British children's book series

Rainbow Magic is a British children's fiction brand originally created by Working Partners and currently owned by Mattel, with some licensing rights held by IoM Media Ventures. It is best known for the children's books published by Orchard Books. The books are ghostwritten by a number of authors under the collective pseudonym Daisy Meadows, and illustrated by Georgie Ripper in earlier books and other uncredited illustrators in later books. The series follows the lives of Kirsty Tate, Rachel Walker, Gracie Adebayo and Khadijah Khan and their magical adventures with their fairy friends.

Rainbow Magic books by Daisy Meadows were the most-borrowed children's books at libraries in the United Kingdom, and the second-most borrowed books overall at those libraries, in 2010 and 2011, respectively.

The Rainbow Magic books were issued by Scholastic Inc. (from 2005 to 2019) and Silver Dolphin Books (as of 2022) in the United States and Canada, and by other publishing companies internationally. Some series and individual book titles vary by country and language.

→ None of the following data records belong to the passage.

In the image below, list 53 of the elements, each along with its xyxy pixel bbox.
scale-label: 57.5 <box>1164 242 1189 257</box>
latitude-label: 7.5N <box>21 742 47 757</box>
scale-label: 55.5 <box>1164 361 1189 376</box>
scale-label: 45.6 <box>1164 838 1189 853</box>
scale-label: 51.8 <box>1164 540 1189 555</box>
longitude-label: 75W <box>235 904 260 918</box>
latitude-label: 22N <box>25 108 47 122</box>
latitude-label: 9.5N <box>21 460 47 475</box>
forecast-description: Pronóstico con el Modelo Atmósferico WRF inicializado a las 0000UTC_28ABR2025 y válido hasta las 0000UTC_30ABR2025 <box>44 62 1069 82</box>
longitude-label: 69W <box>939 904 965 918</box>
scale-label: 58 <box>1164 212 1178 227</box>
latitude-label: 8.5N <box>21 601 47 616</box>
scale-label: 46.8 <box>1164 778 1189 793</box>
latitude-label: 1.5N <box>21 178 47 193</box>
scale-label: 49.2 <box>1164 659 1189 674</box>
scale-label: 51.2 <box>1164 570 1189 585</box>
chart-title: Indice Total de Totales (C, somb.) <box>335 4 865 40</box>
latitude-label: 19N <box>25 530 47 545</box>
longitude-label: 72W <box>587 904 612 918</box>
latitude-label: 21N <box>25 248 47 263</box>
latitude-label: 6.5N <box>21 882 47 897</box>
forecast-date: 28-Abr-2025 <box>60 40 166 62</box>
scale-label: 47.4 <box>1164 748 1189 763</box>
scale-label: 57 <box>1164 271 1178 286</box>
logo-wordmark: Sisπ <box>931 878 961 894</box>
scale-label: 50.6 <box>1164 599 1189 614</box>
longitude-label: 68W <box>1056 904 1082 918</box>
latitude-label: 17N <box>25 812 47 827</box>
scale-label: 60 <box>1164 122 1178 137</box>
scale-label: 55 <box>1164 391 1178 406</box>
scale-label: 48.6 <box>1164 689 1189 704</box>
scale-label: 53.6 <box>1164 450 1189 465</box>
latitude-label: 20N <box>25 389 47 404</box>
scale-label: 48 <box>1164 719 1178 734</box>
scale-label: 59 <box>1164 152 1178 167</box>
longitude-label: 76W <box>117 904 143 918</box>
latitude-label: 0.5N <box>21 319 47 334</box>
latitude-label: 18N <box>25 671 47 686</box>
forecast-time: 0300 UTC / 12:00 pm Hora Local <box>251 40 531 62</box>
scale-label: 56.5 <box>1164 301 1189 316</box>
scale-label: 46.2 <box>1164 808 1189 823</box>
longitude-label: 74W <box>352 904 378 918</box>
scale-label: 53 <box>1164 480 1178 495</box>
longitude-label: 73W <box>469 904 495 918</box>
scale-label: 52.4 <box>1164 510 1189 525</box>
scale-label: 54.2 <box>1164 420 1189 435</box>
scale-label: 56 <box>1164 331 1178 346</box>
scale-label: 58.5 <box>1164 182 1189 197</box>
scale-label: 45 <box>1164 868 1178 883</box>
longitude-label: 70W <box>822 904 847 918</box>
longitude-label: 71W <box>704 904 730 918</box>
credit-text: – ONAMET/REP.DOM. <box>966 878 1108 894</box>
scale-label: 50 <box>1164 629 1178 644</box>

The books are usually six chapters long, and tell one overarching story spanning out over seven books in the earlier series, four books in the later series. Each set of books is based on a theme, such as 'The Sporty Fairies' and 'The Jewel Fairies'.

==Characters==

- Main characters

- Rachel Walker
- Kirsty Tate
- Gracie Adebayo
- Khadijah Khan

- Fairyland characters

- Jack Frost, enemy of the fairies
- The Goblins, servants of Jack Frost
- King Oberon, king of the fairies
- Queen Titania, queen of the fairies
- Bertram, the frog footman

- Reoccurring characters

- Mr. and Mrs. Walker, Rachel Walker's parents
- Mr. and Mrs. Tate, Kirsty Tate's parents'
- Chioma and Michelle, Gracie Adebayo's moms'
- Mr. and Mrs. Khan, Khadijah Khan's parents'
- Rafi, Khadijah Khan's brother

==Authors==

The Rainbow Magic books are written and illustrated by a number of authors and illustrators:

- Linda Chapman
- Narinder Dhami
- Rachel Elliot
- Sue Bentley
- Sue Mongredien
- Kristen Earhart
- Mandy Archer
- Tracey West
- Sarah Levison
- Shannon Penney
- Charlie Hart
- Karen Ball
- AnnMarie Anderson
- Marilyn Kaye

Each title carries a dedication including a "special thanks" indicating the primary author.

==Rainbow Magic: Return to Rainspell Island==

Rainbow Magic: Return to Rainspell Island is a straight-to-video anime movie that was first released in the United Kingdom on 7 May 2010. It is a British-Japanese co-production that was co-produced by HIT Entertainment and The Answer Studio. It was also released in Japan; the film was only recorded in English as its Japanese release has no Japanese vocal track.